Reportando-nos aos autos, em causa estão os pontos 63.º a 66.º, a saber:
63.- À data dos factos, a R tinha forçosamente, sob pena de fechar portas, que reduzir custos para se manter em funcionamento.
64.- Todos os docentes das instituições de ensino que constituem o designado “Grupo Lusófona”, incluindo o A, estavam cientes da grave situação económico-financeira em que se encontrava a R.
65.- Todos os docentes, incluindo o A, sabiam que a disponibilidade financeira da R, conjugada com a grave crise económica e a falta de alunos (o único meio de sustento da R), era periclitante.
66.- Todos os docentes, independentemente do ciclo de estudos ou da área académica, incluindo o A, estavam cientes da grave situação económico-financeira em que se encontrava a R.

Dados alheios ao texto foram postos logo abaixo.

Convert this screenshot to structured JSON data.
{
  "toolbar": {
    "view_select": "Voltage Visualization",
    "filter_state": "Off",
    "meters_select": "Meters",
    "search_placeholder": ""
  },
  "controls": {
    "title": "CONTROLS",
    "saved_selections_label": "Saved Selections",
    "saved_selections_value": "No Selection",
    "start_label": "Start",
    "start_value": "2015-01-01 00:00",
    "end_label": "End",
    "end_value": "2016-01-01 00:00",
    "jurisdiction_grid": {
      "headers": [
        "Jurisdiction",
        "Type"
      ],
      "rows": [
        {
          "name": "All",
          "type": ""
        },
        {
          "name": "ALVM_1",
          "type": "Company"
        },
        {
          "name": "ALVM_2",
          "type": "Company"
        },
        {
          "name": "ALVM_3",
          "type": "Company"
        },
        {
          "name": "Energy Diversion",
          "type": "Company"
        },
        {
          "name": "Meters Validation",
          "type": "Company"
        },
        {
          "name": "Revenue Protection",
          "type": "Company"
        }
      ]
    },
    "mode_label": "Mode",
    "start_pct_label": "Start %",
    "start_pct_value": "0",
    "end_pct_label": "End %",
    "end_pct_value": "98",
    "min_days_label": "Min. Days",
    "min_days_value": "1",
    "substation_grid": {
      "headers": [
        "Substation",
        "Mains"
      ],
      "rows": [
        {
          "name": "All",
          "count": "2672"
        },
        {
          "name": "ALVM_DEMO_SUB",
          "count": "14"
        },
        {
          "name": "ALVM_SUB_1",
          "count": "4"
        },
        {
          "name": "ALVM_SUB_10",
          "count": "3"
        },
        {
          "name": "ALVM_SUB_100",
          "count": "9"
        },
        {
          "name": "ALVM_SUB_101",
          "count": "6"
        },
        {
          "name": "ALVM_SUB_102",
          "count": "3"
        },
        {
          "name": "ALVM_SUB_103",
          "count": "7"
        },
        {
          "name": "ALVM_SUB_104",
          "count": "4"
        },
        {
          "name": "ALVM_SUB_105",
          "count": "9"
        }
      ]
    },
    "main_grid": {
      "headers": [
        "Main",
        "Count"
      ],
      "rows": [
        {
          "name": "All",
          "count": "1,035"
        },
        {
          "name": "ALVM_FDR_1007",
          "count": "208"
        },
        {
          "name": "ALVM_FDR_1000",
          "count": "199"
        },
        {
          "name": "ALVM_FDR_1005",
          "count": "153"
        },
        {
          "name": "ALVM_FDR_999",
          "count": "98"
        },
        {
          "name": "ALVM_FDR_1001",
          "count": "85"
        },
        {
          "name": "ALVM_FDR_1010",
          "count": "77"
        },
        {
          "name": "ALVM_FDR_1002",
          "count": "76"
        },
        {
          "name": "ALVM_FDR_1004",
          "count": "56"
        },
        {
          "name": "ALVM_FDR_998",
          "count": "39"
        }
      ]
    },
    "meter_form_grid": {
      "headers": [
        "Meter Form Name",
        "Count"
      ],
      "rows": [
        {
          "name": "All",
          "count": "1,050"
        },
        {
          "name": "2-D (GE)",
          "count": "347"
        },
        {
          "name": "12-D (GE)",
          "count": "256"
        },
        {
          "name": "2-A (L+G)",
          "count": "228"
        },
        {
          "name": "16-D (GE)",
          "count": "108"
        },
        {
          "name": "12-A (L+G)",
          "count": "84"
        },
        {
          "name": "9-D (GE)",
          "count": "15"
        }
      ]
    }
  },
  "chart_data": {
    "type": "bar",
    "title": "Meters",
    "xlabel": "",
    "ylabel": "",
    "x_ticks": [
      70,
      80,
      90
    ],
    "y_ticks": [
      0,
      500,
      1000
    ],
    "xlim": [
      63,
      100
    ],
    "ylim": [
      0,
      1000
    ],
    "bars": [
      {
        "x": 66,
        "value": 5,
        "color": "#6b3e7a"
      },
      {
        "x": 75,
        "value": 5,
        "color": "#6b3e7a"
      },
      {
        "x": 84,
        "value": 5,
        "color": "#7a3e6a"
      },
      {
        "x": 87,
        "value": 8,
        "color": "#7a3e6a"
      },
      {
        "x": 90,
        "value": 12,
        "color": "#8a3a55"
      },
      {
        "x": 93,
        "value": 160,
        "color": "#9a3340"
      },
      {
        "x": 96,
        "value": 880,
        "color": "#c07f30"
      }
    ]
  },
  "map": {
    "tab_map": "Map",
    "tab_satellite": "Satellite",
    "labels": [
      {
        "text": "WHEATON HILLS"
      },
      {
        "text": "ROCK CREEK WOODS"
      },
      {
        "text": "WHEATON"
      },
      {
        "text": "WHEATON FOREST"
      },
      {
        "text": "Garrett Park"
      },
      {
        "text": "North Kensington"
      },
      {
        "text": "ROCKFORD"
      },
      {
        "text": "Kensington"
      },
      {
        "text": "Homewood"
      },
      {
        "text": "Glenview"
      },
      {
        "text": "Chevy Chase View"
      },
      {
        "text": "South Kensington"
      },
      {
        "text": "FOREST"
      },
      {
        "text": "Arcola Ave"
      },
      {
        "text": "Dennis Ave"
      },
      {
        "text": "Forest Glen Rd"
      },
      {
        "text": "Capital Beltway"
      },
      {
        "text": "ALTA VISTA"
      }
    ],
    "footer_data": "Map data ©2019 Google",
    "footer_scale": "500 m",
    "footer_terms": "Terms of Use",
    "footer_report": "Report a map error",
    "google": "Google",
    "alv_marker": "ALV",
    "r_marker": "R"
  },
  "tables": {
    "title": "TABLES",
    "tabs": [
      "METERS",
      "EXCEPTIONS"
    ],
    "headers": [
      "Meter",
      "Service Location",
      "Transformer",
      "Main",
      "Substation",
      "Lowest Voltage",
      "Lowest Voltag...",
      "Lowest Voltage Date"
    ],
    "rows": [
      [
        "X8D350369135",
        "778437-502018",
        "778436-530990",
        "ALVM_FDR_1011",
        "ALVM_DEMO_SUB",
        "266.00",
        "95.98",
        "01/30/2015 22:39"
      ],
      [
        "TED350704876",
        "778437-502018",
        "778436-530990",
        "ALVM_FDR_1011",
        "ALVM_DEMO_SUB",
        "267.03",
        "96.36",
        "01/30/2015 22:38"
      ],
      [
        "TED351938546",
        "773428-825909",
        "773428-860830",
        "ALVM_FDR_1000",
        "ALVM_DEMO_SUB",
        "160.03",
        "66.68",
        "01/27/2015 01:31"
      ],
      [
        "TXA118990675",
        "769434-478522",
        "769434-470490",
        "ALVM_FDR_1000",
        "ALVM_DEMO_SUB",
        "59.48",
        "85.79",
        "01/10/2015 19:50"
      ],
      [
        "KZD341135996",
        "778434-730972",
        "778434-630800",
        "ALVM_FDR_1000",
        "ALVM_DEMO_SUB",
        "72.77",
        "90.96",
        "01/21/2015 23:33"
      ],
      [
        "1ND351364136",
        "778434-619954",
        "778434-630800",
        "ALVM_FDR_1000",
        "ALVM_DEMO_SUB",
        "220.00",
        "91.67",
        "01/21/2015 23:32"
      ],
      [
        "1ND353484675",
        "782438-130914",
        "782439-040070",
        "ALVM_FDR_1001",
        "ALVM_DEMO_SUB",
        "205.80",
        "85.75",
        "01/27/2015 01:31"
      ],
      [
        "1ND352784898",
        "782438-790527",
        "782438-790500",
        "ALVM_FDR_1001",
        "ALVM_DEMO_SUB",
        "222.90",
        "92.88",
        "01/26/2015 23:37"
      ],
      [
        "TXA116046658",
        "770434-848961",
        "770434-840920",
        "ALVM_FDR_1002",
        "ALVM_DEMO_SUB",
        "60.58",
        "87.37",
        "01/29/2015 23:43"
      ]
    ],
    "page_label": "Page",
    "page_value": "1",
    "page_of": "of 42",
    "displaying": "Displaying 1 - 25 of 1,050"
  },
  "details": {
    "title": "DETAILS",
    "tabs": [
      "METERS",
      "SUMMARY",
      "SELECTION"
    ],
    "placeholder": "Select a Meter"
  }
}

No concerne à fundamentação da decisão sobre a matéria de facto, de forma sintética e global consignou-se, na parte que releva:
Da crise financeira, económica e social - Facto público notório
Da sua repercussão na Universidade, no depoimento das testemunhas da Ré, que foram unânimes na situação periclitante desta, devido à redução de alunos, com consequente diminuição de cursos e turmas, tendo sido anunciado tal facto, ao Autor e demais colegas, (….), todos sabiam que os cortes no vencimento não seriam repostos(…) Quanto aos depoimentos das testemunhas da Ré LM..... e DM....., que incidiram sobre a situação financeira da Universidade e dos cortes salariais, que foram transversais a todos os trabalhadores, professores ou pessoal administrativo, embora de acordo com escalões.

Ora como avulta do enunciado, os pontos da matéria de facto em causa revestem-se de um marcado cariz conclusivo, ficando por elucidar a factualidade, para além da alteração do número de alunos que se mostra apurada, os fatores bem como os termos em que se traduzia a grave situação económico-financeira, maxime no que significa situação “periclitante” da Recorrida, com a devida indicação de recursos e custos que pudessem permitir concluir, em sede do silogismo a realizar, pelas dificuldades económico financeiras da Apelada e a respetiva dimensão, matéria muito relevante para o conhecimento da pretensão formulada em juízo, nos presentes autos.

Diz a Recorrida que tal factualidade teve arrimo na prova produzida, no entanto, para além das formulações genéricas e conclusivas referenciadas nos pontos em causa, não indica, mesmo a título instrumental, factos concretos, para além do número de alunos já contemplado na decisão da matéria de facto, que pudessem ter resultado da instrução, nomeadamente com recurso a prova documental, que permitissem a este Tribunal apreciar a decisão da sobre aquela matéria, nos termos do art.º 662, n.º1, não cumprido, de forma manifesta o ónus de impugnação.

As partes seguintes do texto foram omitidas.